Mar 23, 2011 04:26 PM
By Katie Vaughn



I’ve long been struck by the personal nature of faith. While some express their religion or spirituality publicly and in fellowship with others, I’m more interested in how people approach the divine in private.

The Chazen Museum of Art’s latest exhibition, Holy Image, Sacred Presence: Russian Icons, 1500-1900 features nearly forty religious icons from the museum’s permanent collection.

Most of the works are small, as they were intended for use in private homes. The devoted didn’t worship the works directly; rather, the icons served as “a point of access to the sacred.” While icons date back to the second-century Roman Empire, they were an integral part of Orthodox Christian worship through Russia’s 1917 Revolution.

The exhibition offers a surprising amount of variety, and not necessarily in a chronological evolution.

Two works from circa 1900 depict saints Barbara and Sergei of Radonezh. They’re symmetrical, with the saints staring straight ahead and holding objects, with gilded patterning around each. Next to these is “Saint Theodore of Tryon,” an icon from the nineteenth century. Baroque-style framing surrounds the saint, who’s shown more realistically with his body turned slightly.

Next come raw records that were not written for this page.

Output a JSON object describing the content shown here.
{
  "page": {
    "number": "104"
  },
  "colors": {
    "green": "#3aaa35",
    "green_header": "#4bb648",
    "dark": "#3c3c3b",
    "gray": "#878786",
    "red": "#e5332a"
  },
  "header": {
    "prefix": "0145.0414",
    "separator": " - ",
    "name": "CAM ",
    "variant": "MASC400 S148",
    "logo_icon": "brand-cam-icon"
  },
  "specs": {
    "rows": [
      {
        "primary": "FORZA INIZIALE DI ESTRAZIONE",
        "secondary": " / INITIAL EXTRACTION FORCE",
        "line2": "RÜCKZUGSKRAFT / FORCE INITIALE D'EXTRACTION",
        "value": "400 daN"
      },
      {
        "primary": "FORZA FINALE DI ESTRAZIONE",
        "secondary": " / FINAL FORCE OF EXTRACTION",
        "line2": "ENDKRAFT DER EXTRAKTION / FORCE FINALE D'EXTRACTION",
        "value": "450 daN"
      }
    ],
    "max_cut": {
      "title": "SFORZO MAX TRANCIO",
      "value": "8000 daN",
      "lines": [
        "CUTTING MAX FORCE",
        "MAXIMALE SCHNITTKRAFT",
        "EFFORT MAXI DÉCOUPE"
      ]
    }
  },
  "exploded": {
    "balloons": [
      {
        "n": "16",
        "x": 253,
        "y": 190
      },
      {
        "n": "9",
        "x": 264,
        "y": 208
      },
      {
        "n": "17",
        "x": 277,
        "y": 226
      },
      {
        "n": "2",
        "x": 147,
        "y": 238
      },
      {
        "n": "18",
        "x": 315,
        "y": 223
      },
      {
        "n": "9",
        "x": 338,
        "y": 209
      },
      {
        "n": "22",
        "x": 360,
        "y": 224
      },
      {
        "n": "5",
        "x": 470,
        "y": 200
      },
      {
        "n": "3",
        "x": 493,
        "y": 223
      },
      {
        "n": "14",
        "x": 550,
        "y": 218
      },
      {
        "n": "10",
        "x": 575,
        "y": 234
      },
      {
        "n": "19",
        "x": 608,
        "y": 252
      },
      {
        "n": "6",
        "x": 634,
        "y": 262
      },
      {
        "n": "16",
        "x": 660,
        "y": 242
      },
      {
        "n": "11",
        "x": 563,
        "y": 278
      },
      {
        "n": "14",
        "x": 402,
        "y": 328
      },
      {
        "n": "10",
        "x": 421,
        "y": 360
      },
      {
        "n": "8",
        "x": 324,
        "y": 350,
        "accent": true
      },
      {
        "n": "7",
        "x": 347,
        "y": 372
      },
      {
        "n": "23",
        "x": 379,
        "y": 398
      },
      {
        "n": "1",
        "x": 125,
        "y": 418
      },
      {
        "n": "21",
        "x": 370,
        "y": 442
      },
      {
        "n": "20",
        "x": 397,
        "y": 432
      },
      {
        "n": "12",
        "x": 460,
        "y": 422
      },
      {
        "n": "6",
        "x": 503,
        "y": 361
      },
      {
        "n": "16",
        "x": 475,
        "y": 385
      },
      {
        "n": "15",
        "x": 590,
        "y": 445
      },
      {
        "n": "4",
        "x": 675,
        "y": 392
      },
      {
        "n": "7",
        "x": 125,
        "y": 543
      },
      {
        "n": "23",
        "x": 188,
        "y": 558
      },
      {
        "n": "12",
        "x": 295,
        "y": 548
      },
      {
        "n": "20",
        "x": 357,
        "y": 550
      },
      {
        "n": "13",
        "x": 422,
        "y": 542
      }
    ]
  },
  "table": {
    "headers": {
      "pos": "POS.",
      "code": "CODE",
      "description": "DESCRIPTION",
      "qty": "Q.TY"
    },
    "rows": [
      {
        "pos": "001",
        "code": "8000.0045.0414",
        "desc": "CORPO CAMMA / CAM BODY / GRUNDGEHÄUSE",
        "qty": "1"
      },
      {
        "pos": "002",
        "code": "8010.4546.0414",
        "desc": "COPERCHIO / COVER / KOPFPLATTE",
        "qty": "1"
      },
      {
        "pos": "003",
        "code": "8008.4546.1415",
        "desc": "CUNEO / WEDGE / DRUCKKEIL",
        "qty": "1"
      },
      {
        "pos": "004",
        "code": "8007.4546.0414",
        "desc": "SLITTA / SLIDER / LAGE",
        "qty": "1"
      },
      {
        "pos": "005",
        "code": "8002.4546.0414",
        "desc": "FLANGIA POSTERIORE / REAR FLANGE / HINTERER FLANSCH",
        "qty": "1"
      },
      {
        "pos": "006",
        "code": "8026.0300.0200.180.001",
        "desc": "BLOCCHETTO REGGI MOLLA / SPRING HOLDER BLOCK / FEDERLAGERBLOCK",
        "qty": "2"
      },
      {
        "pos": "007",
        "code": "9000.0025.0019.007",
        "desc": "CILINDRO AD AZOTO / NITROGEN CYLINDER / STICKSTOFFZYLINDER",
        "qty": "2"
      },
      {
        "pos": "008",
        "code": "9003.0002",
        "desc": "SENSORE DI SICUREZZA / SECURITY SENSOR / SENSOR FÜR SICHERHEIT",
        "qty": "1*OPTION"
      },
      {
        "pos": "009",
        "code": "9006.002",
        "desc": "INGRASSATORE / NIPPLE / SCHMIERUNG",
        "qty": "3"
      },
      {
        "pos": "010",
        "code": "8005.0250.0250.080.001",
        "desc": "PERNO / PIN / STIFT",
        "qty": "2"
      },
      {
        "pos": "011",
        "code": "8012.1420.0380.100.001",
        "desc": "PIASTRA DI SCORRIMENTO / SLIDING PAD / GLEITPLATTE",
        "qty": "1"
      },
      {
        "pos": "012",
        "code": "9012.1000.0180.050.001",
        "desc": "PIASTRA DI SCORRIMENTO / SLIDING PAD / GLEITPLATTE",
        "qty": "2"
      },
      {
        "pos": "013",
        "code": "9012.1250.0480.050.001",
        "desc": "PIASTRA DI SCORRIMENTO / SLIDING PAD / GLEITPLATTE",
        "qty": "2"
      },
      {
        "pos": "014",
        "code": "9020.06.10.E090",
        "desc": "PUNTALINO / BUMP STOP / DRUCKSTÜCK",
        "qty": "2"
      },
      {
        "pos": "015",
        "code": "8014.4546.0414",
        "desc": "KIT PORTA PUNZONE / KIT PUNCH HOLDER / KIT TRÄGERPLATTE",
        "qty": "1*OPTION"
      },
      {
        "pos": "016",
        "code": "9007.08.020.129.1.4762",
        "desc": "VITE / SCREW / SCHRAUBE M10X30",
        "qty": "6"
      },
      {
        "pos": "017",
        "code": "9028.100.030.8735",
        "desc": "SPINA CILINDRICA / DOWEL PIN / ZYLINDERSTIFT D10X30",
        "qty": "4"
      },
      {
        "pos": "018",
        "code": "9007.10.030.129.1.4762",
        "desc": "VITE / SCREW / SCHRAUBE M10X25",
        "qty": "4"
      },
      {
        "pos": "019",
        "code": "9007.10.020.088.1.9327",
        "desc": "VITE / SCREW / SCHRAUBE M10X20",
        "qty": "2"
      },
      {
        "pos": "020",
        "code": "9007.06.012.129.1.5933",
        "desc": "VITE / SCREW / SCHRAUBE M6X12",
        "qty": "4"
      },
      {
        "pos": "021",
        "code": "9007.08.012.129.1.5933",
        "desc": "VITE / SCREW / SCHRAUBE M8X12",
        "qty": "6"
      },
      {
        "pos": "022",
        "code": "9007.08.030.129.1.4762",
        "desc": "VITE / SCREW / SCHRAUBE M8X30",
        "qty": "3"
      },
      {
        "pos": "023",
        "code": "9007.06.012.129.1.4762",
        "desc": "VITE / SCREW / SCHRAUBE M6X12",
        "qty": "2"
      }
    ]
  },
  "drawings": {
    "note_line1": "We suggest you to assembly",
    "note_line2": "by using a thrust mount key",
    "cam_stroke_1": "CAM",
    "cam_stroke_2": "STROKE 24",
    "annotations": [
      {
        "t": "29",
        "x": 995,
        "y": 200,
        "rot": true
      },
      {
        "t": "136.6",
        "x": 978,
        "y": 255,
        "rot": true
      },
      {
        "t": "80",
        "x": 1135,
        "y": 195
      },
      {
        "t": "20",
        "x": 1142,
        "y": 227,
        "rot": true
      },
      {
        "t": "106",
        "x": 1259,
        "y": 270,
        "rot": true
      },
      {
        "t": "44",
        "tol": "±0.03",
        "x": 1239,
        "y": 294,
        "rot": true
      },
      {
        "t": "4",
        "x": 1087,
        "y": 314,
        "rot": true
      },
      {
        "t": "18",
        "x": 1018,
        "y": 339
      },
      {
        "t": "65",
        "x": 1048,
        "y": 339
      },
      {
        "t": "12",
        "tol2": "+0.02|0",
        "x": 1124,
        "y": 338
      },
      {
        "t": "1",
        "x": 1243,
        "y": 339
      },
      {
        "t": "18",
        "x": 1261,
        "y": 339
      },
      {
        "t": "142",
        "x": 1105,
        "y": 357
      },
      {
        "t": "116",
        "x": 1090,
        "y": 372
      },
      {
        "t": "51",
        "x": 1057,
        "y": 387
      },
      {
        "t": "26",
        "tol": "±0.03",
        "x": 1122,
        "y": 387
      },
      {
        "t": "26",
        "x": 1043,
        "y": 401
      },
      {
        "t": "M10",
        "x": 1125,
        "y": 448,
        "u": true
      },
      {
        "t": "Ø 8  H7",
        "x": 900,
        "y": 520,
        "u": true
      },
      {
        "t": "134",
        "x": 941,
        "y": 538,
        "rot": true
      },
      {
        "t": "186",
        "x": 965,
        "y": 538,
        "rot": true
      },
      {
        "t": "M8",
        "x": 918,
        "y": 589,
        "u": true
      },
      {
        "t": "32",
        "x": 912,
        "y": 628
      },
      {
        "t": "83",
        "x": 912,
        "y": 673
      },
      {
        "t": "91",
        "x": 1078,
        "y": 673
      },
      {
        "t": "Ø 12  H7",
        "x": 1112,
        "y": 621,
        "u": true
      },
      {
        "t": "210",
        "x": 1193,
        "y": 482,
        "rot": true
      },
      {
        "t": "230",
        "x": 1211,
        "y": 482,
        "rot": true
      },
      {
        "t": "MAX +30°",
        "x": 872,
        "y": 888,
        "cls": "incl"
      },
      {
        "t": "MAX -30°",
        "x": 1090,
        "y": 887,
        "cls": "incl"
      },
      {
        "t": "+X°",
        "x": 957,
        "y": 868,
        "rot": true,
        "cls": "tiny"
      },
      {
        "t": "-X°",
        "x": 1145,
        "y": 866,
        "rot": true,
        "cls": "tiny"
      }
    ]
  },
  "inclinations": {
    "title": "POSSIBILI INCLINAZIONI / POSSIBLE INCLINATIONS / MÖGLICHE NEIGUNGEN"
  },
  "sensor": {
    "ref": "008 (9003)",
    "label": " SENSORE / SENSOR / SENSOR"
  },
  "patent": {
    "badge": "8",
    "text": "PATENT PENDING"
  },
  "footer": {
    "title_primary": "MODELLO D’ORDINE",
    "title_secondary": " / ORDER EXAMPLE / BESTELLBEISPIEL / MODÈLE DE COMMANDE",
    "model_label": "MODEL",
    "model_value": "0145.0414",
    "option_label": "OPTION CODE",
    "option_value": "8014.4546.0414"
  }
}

Exhibition plaques explain that early Russian icons conformed to Byzantine forms but painters eventually developed their own styles, introducing new themes and local saints. As early as the seventeenth century, icon painters began to follow European artists and adopt a more illusionistic style.

In “The Miraculous Draft of Fishes” from eighteenth to nineteenth century, for instance, the artist employed a sense of perspective in landscape and rendered figures overlapping one another. The figures are hardly static; they bend, stand and move throughout the composition.

Some works are larger in scale, such as “The Virgin of the Sign” from seventeenth century (shown above). The Virgin Mary is shown within a circle, with baby Jesus within another circle at her middle. In the corners are winged beings with human faces that look in on this symmetrical and tightly ordered scene.

Several of the icons are displayed with revetments, protective metal covers embellished with metals and gems. The inclusion is further testament to the personal and important role religious icons played in everyday life.